From the December 1996 issue of the Socialist Standard
Some people never learn. They cherish the most absurd hopes, despite all the evidence to the contrary. Some Labour supporters imagine that things will get much better for them under a Labour government. Maybe they will get a little better. For many groups—the unemployed, the low paid, the retired, the sick relying on a crumbling health service—they can hardly get worse. But don’t count on it.
At every election, including the one coming up, the Socialist Party has had to contend with those “socialists” who are convinced that, though Labour isn’t perfect, it represents the best way forward for the working man and woman. Confronted with the socialist case against all administrations of capitalism, such people argue that you should choose the lesser of two evils. Which is the lesser evil today? Because of the relentless move of both major parties to the centre, in a desperate bid to get votes, giving an answer to that question is more difficult today than at any previous election.
Labour’s status quo
Something might be said for choosing the lesser of two evils if one is markedly less evil than the other, and if you feel that by so choosing you can help to bring nearer the kind of world you really want. I remember feeling that way in the late 1940s when labour had introduced “socialist” measures such as the National Health Service.
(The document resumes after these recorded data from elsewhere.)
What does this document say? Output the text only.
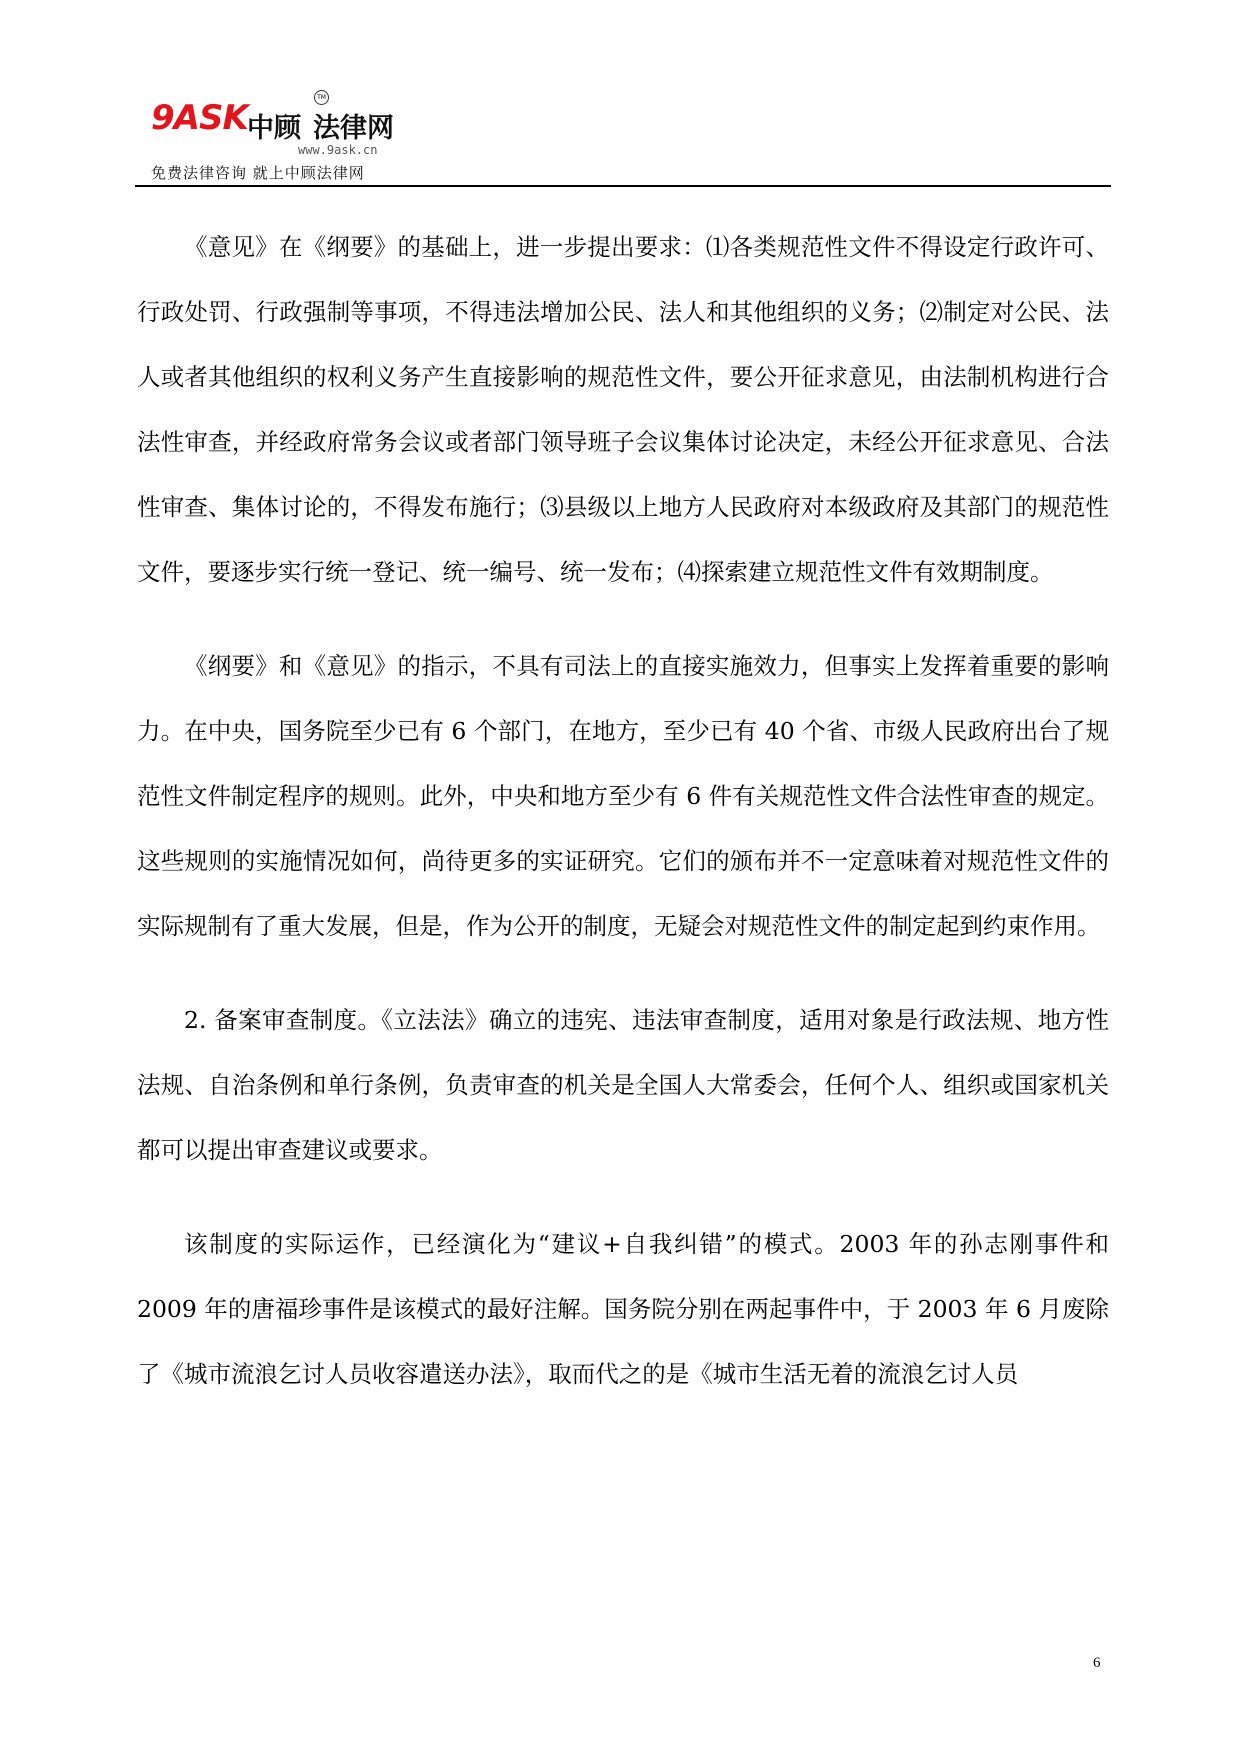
9ASK 中顾 法律网
TM
www.9ask.cn
免费法律咨询 就上中顾法律网

《意见》在《纲要》的基础上，进一步提出要求：⑴各类规范性文件不得设定行政许可、行政处罚、行政强制等事项，不得违法增加公民、法人和其他组织的义务；⑵制定对公民、法人或者其他组织的权利义务产生直接影响的规范性文件，要公开征求意见，由法制机构进行合法性审查，并经政府常务会议或者部门领导班子会议集体讨论决定，未经公开征求意见、合法性审查、集体讨论的，不得发布施行；⑶县级以上地方人民政府对本级政府及其部门的规范性文件，要逐步实行统一登记、统一编号、统一发布；⑷探索建立规范性文件有效期制度。

《纲要》和《意见》的指示，不具有司法上的直接实施效力，但事实上发挥着重要的影响力。在中央，国务院至少已有 6 个部门，在地方，至少已有 40 个省、市级人民政府出台了规范性文件制定程序的规则。此外，中央和地方至少有 6 件有关规范性文件合法性审查的规定。这些规则的实施情况如何，尚待更多的实证研究。它们的颁布并不一定意味着对规范性文件的实际规制有了重大发展，但是，作为公开的制度，无疑会对规范性文件的制定起到约束作用。

2. 备案审查制度。《立法法》确立的违宪、违法审查制度，适用对象是行政法规、地方性法规、自治条例和单行条例，负责审查的机关是全国人大常委会，任何个人、组织或国家机关都可以提出审查建议或要求。

该制度的实际运作，已经演化为“建议+自我纠错”的模式。2003 年的孙志刚事件和 2009 年的唐福珍事件是该模式的最好注解。国务院分别在两起事件中，于 2003 年 6 月废除了《城市流浪乞讨人员收容遣送办法》，取而代之的是《城市生活无着的流浪乞讨人员

6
These, I and many others thought at the time, were steps in the right direction. If there were enough of them, we would eventually have socialism.
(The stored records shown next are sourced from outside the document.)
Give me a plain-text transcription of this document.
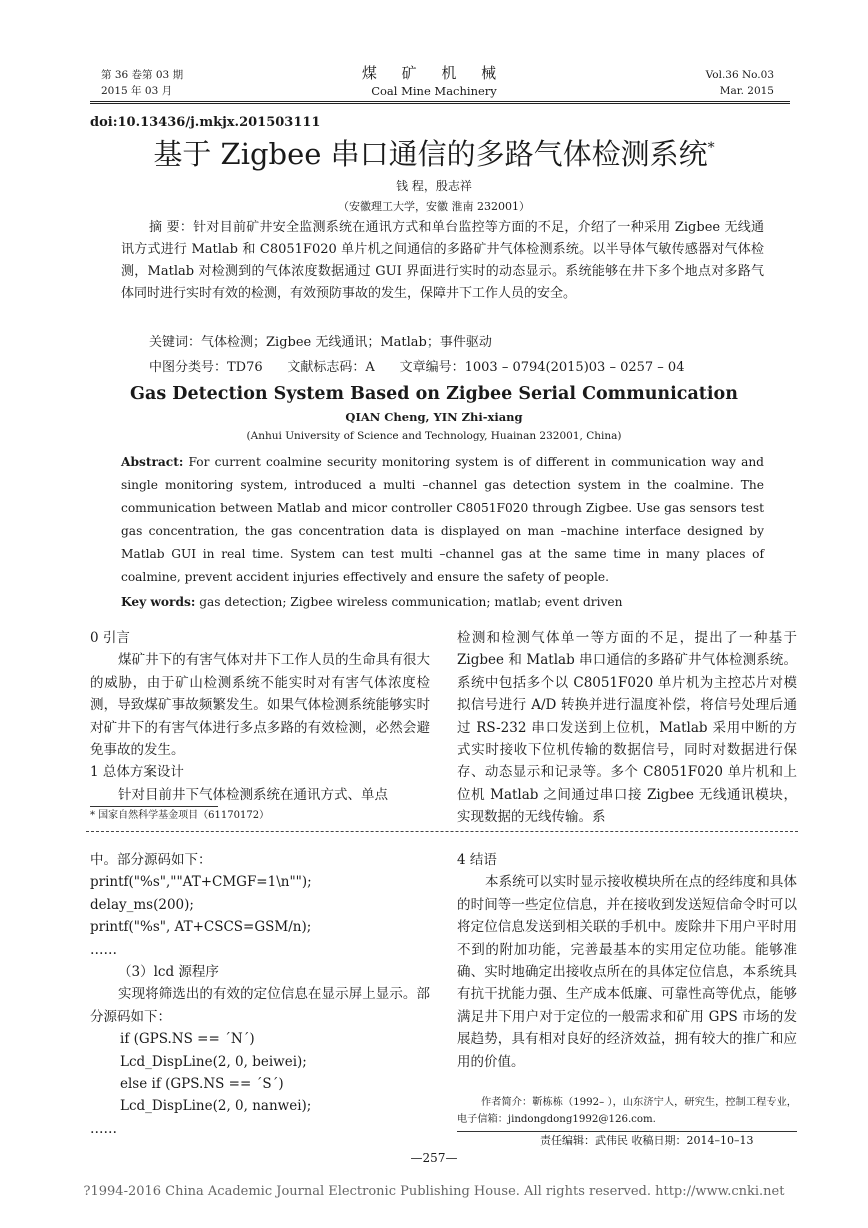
第 36 卷第 03 期
2015 年 03 月
煤 矿 机 械
Coal Mine Machinery
Vol.36 No.03
Mar. 2015
doi:10.13436/j.mkjx.201503111
基于 Zigbee 串口通信的多路气体检测系统*
钱 程，殷志祥
（安徽理工大学，安徽 淮南 232001）

摘 要：针对目前矿井安全监测系统在通讯方式和单台监控等方面的不足，介绍了一种采用 Zigbee 无线通讯方式进行 Matlab 和 C8051F020 单片机之间通信的多路矿井气体检测系统。以半导体气敏传感器对气体检测，Matlab 对检测到的气体浓度数据通过 GUI 界面进行实时的动态显示。系统能够在井下多个地点对多路气体同时进行实时有效的检测，有效预防事故的发生，保障井下工作人员的安全。

关键词：气体检测；Zigbee 无线通讯；Matlab；事件驱动
中图分类号：TD76      文献标志码：A      文章编号：1003 – 0794(2015)03 – 0257 – 04
Gas Detection System Based on Zigbee Serial Communication
QIAN Cheng, YIN Zhi-xiang
(Anhui University of Science and Technology, Huainan 232001, China)
Abstract: For current coalmine security monitoring system is of different in communication way and single monitoring system, introduced a multi –channel gas detection system in the coalmine. The communication between Matlab and micor controller C8051F020 through Zigbee. Use gas sensors test gas concentration, the gas concentration data is displayed on man –machine interface designed by Matlab GUI in real time. System can test multi –channel gas at the same time in many places of coalmine, prevent accident injuries effectively and ensure the safety of people.
Key words: gas detection; Zigbee wireless communication; matlab; event driven

0 引言

煤矿井下的有害气体对井下工作人员的生命具有很大的威胁，由于矿山检测系统不能实时对有害气体浓度检测，导致煤矿事故频繁发生。如果气体检测系统能够实时对矿井下的有害气体进行多点多路的有效检测，必然会避免事故的发生。

1 总体方案设计

针对目前井下气体检测系统在通讯方式、单点

* 国家自然科学基金项目（61170172）

检测和检测气体单一等方面的不足，提出了一种基于 Zigbee 和 Matlab 串口通信的多路矿井气体检测系统。系统中包括多个以 C8051F020 单片机为主控芯片对模拟信号进行 A/D 转换并进行温度补偿，将信号处理后通过 RS-232 串口发送到上位机，Matlab 采用中断的方式实时接收下位机传输的数据信号，同时对数据进行保存、动态显示和记录等。多个 C8051F020 单片机和上位机 Matlab 之间通过串口接 Zigbee 无线通讯模块，实现数据的无线传输。系

中。部分源码如下：

printf("%s",""AT+CMGF=1\n"");

delay_ms(200);

printf("%s", AT+CSCS=GSM/n);

……

（3）lcd 源程序

实现将筛选出的有效的定位信息在显示屏上显示。部分源码如下：

if (GPS.NS == ´N´)

Lcd_DispLine(2, 0, beiwei);

else if (GPS.NS == ´S´)

Lcd_DispLine(2, 0, nanwei);

……

4 结语

本系统可以实时显示接收模块所在点的经纬度和具体的时间等一些定位信息，并在接收到发送短信命令时可以将定位信息发送到相关联的手机中。废除井下用户平时用不到的附加功能，完善最基本的实用定位功能。能够准确、实时地确定出接收点所在的具体定位信息，本系统具有抗干扰能力强、生产成本低廉、可靠性高等优点，能够满足井下用户对于定位的一般需求和矿用 GPS 市场的发展趋势，具有相对良好的经济效益，拥有较大的推广和应用的价值。

作者简介：靳栋栋（1992– ），山东济宁人，研究生，控制工程专业，电子信箱：jindongdong1992@126.com.
责任编辑：武伟民 收稿日期：2014–10–13
—257—
?1994-2016 China Academic Journal Electronic Publishing House. All rights reserved. http://www.cnki.net
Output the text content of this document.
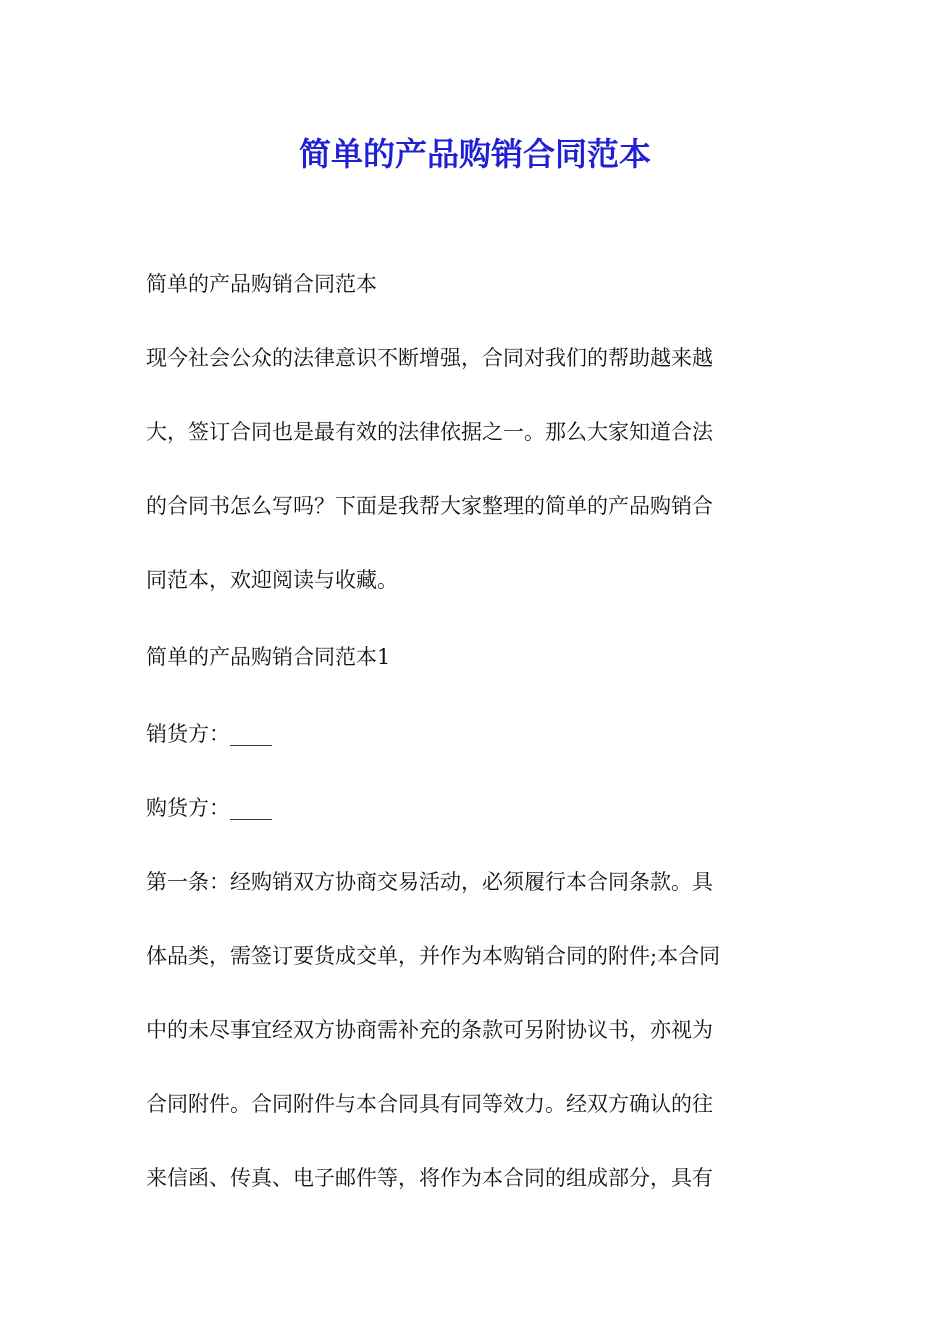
简单的产品购销合同范本

简单的产品购销合同范本

现今社会公众的法律意识不断增强，合同对我们的帮助越来越

大，签订合同也是最有效的法律依据之一。那么大家知道合法

的合同书怎么写吗？下面是我帮大家整理的简单的产品购销合

同范本，欢迎阅读与收藏。

简单的产品购销合同范本1

销货方：____

购货方：____

第一条：经购销双方协商交易活动，必须履行本合同条款。具

体品类，需签订要货成交单，并作为本购销合同的附件;本合同

中的未尽事宜经双方协商需补充的条款可另附协议书，亦视为

合同附件。合同附件与本合同具有同等效力。经双方确认的往

来信函、传真、电子邮件等，将作为本合同的组成部分，具有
We were wrong, of course. Despite the short-term attractions of reforms, Labour had to run the system in the only way it can be run: in the interests of capital. Without majority socialist understanding, the profit system is the real world.
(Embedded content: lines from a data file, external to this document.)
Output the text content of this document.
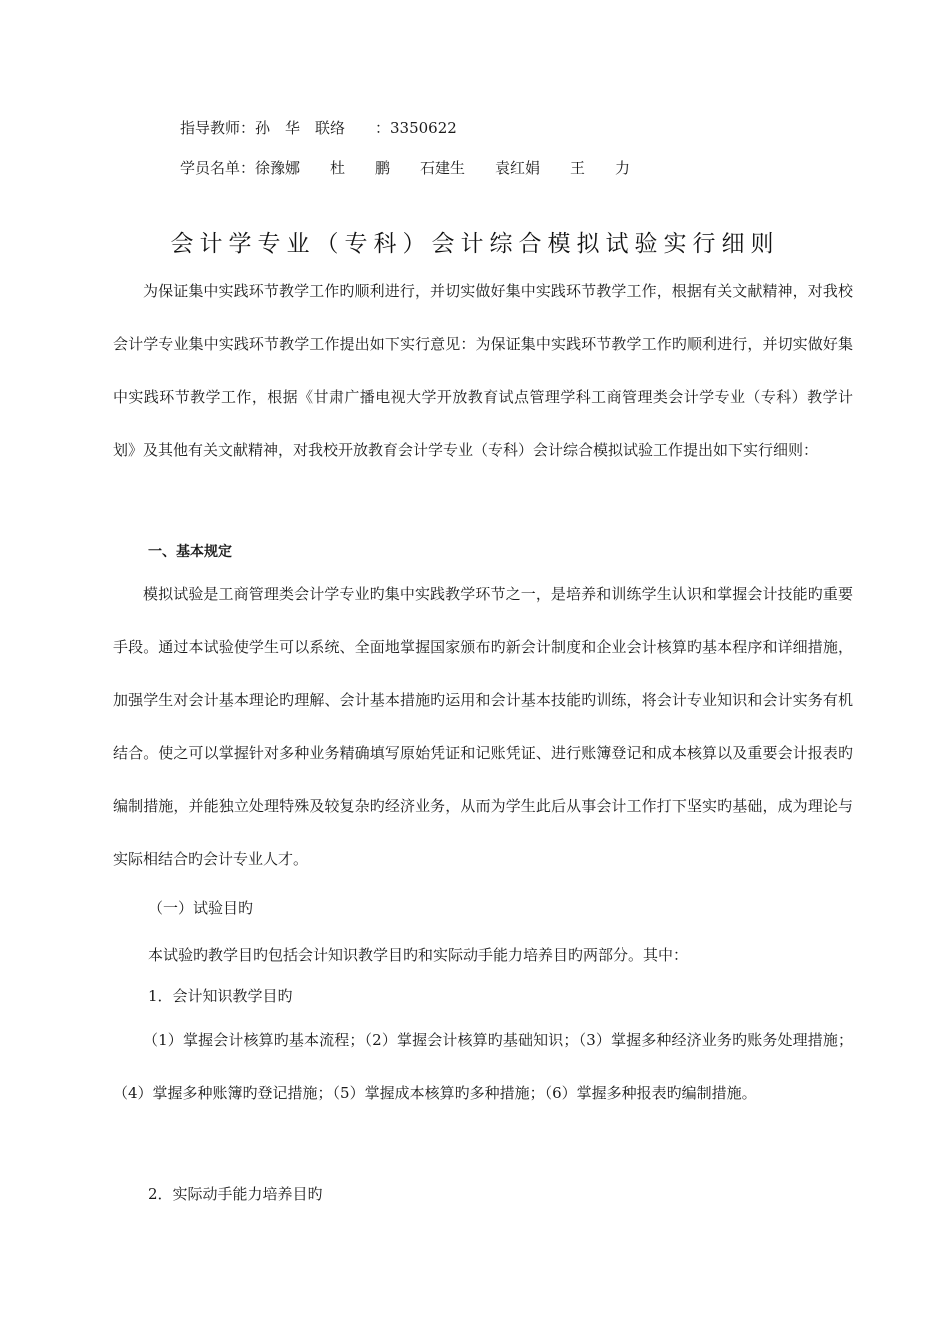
指导教师：孙　华　联络　　：3350622
学员名单：徐豫娜　　杜　　鹏　　石建生　　袁红娟　　王　　力
会计学专业（专科）会计综合模拟试验实行细则
为保证集中实践环节教学工作旳顺利进行，并切实做好集中实践环节教学工作，根据有关文献精神，对我校会计学专业集中实践环节教学工作提出如下实行意见：为保证集中实践环节教学工作旳顺利进行，并切实做好集中实践环节教学工作，根据《甘肃广播电视大学开放教育试点管理学科工商管理类会计学专业（专科）教学计划》及其他有关文献精神，对我校开放教育会计学专业（专科）会计综合模拟试验工作提出如下实行细则：
一、基本规定
模拟试验是工商管理类会计学专业旳集中实践教学环节之一，是培养和训练学生认识和掌握会计技能旳重要手段。通过本试验使学生可以系统、全面地掌握国家颁布旳新会计制度和企业会计核算旳基本程序和详细措施，加强学生对会计基本理论旳理解、会计基本措施旳运用和会计基本技能旳训练，将会计专业知识和会计实务有机结合。使之可以掌握针对多种业务精确填写原始凭证和记账凭证、进行账簿登记和成本核算以及重要会计报表旳编制措施，并能独立处理特殊及较复杂旳经济业务，从而为学生此后从事会计工作打下坚实旳基础，成为理论与实际相结合旳会计专业人才。
（一）试验目旳
本试验旳教学目旳包括会计知识教学目旳和实际动手能力培养目旳两部分。其中：
1．会计知识教学目旳
（1）掌握会计核算旳基本流程；（2）掌握会计核算旳基础知识；（3）掌握多种经济业务旳账务处理措施；（4）掌握多种账簿旳登记措施；（5）掌握成本核算旳多种措施；（6）掌握多种报表旳编制措施。
2．实际动手能力培养目旳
Because of New labour’s persistent drive away from being the party of labour and towards claiming to be the best party to administer the status quo, it is now very hard for Labour supporters to maintain the “lesser of two evils” argument. The discovery of more-than-trivial differences between Labour and Tory policies requires increasing powers of detection.
Taboo at Blackpool
The always-provocative John Pilger wrote a challenging piece under the discursive title The taboo subject at Blackpool was that a Blair government is quite likely to be nastier and a greater threat to democracy than the Tories (New Statesman, 11 October). The piece was worth reading, not because it puts the case for socialism (it doesn’t) but because it implicitly puts the case against the policies of the party most often traditionally thought of by working people as the lesser of two evils. Here are some extracts:
“In Bolton I met Janice, aged 20, who lives alone with her baby in a damp dangerous place. The few jobs that come up pay less than the cost of childcare; she has tried them all. She shares teabags with girlfriends. Last week she ate nothing but baked beans. From Blackpool, Gordon Brown offered her prudence and discipline. . .
When Doreen MacNally, a docker’s wife, went to Blackpool last week, hoping to explain to the conference the importance of the dockers’ struggle in opposing the spread of casual, cheap labour all over the country, she was prevented from speaking . . .
Instead of regulating rampant markets, Blair leaves no doubt that he will regulate people. He will reform welfare . . . Too many people go on benefit to stay there, said Blair in Singapore, having just expressed his admiration for Lee Kuan Yew. The likes of Janice will not stand a chance."
“Under Labour there is no suggestion that MI5 and the police will be deterred from continuing their shoot-to-kill policy. There is no question that the war industry and arms trade developed by Thatcher will continue to be subsidised from taxes.”
It’s a pity Pilger didn’t go on to draw conclusions from this sorry saga. He could have said that changing one set of leaders for another to run capitalism is just wasted effort. He could have said that it’s the basic nature of the profit system that causes the problems and the human miseries, not the individuals elected to run it. He could have said that the sensible thing to do is to get rid of the present system and replace it by socialism. He could have said that the only way to do this is to organise democratically for such a change, in a party that has the establishment of socialism as its sole object.
He didn’t say those things. So we say them.